Джейкоба этот обычай одновременно зачаровал и оттолкнул. У американских евреев отношение к холокосту было "Никогда не забудем", потому что остается вероятность забвения. В Израиле сирену воздушной тревоги включают на две минуты, потому что иначе она ревела бы, не умолкая.

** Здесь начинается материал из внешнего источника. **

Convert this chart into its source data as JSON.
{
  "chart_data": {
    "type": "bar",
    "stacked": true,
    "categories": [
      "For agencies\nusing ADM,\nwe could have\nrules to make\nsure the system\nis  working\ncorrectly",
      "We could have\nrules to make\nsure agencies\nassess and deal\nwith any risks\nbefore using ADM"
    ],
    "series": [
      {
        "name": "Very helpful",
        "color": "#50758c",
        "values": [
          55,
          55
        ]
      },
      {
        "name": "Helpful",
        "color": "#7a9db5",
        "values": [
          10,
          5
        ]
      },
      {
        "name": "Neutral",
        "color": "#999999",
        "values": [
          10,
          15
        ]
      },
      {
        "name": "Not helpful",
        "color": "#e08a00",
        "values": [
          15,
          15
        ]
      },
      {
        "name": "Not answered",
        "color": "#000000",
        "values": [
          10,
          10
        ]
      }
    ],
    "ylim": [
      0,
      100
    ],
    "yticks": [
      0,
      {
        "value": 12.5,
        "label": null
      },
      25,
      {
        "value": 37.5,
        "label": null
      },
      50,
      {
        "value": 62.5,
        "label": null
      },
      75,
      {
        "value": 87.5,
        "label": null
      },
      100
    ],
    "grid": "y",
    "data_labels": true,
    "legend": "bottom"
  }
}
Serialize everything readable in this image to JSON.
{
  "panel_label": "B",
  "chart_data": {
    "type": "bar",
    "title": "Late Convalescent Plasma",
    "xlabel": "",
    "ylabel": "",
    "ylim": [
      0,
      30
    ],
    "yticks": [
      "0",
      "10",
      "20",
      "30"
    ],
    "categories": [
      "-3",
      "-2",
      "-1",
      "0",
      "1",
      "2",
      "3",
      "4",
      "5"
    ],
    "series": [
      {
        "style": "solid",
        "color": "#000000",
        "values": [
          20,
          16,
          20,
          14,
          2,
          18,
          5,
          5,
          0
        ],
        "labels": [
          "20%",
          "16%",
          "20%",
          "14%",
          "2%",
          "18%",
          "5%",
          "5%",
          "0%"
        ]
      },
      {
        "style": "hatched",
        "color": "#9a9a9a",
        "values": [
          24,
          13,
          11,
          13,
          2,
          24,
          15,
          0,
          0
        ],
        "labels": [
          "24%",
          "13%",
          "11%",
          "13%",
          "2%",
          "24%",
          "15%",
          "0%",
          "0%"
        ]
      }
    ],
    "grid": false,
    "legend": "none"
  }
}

Шломо был таким же безгранично гостеприимным, как прежде Бенни. Даже более того: его не связывало благородство выжившего. И у Ирва с благородством никогда не было проблем. Так что постоянно происходили сцены, особенно когда в конце обеда приносили счет.
— Не трогай!
— Это ты не трогай!
— Не оскорбляй меня!
—
— Вы мои гости!
— Вы хозяева!
— Я с вами больше есть не буду!
— Ну-ну, надейся!
Не один раз подобные соревнования в щедрости переходили в настоящие оскорбления. Не раз — дважды — рвались в клочки совершенно честные деньги. Выигрывали ли все, проигрывали ли все? Откуда это жесткое "или — или"?
С особенной ясностью и теплотой Джейкобу помнилось время, проведенное в доме Блуменбергов, двухэтажном строении с претензией на ар-деко, забравшемся на склон хайфского холма. Там все поверхности были из камня, и в любое время дня сквозь носки чувствовалась их прохлада — весь дом, как скамья в Блуменберг-парке. На завтрак там подавали косо нарезанные огурцы и кубики сыра. Вылазки в странно-специализированные двухкомнатные "зоопарки": парк змей и парк мелких млекопитающих. На ленч мать Тамира готовила множество закусок — с полдюжины салатов, с полдюжины нарезок. У себя дома Блохи взяли за правило стараться не включать телевизор. Блуменберги взяли за правило стараться не выключать.